First, I think of my mother, from whom I learned what it is to be fierce in love. Here is the image that surfaces: Calling my mother in the middle of the night some semester of college before my first final exam. I am in tears. Why? I don’t remember, but something along the times of: I don’t think I can do it. What am I doing? Who am I? In other words, the easy stuff. My mother, though awakened from deep sleep, is instantly wise. Somehow she makes herself bigger than my fear and self-doubt. The embrace of her being-there-for-me untangles me. I don’t remember what she said, just that when I got off the phone, I felt more capable. In this case, cliche says it best: I could not have done it without her. Where “it” is my own becoming.

When I was pregnant with my daughter, I wondered: How can I do as good a job at this as my mother did? When my daughter was born, I realized how physiological mothering is. When she cries, my body rises to meet her. My heart rate goes up, my blood pressure rises, I am sharpened and primed. Also, mothering teaches you how to mother. It is not like instant soup. As she grows into a new phase, I am at first awkward, then comfortable, then agile, just as she is ready to morph again. As her repertoire of capabilities grows, so does mine. And retained within both of us is the memory of all the stages that have come before. As a mother I know her becoming because I have witnessed its every wrinkle and crease. Nineteen years from now when the phone rings in the middle of the night, if I am able to comfort her, it will be because I will have comforted her so many thousands of times before.
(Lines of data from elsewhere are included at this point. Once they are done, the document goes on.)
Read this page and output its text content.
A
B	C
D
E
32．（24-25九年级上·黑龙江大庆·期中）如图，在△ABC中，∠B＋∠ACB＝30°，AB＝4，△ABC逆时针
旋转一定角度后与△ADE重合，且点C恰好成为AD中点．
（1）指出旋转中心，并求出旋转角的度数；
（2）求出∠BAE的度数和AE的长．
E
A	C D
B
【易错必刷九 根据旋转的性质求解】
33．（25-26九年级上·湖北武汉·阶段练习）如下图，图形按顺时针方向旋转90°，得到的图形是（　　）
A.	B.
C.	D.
So the alchemy of motherhood is due to physiology, to repetitive practice, and to paying close attention. But even greater than these is desire. My desire for my daughter’s well being is the fiercest desire I have ever known. It recasts every other desire I have known — for success, for food, for approval, for sex — as a mild whim. I am a tempest of want and the object of that want is the safety, health, and happiness of this little person. Desire keeps me lucid. When I am washing my daughter’s toes in the dawn light, when I am rocking her and rocking her and rocking her to sleep, when I am checking on her every ten minutes to make sure she is breathing as she sleeps,  it is my desire for her life that moves me and multiples me, that explodes me into more than myself.

So here’s to mothers, who desire us — first into being, and then into life, and then into living. And here’s to the mothers we have become. Who knew we would one day be so fierce and so capable? And here’s to our children, the catalysts.

2 thoughts on “Mothers are nuclear fission

  1. Thank you for sharing this. Beautifully written. I just gave myself a pat on the back. And I’m going to call my mom.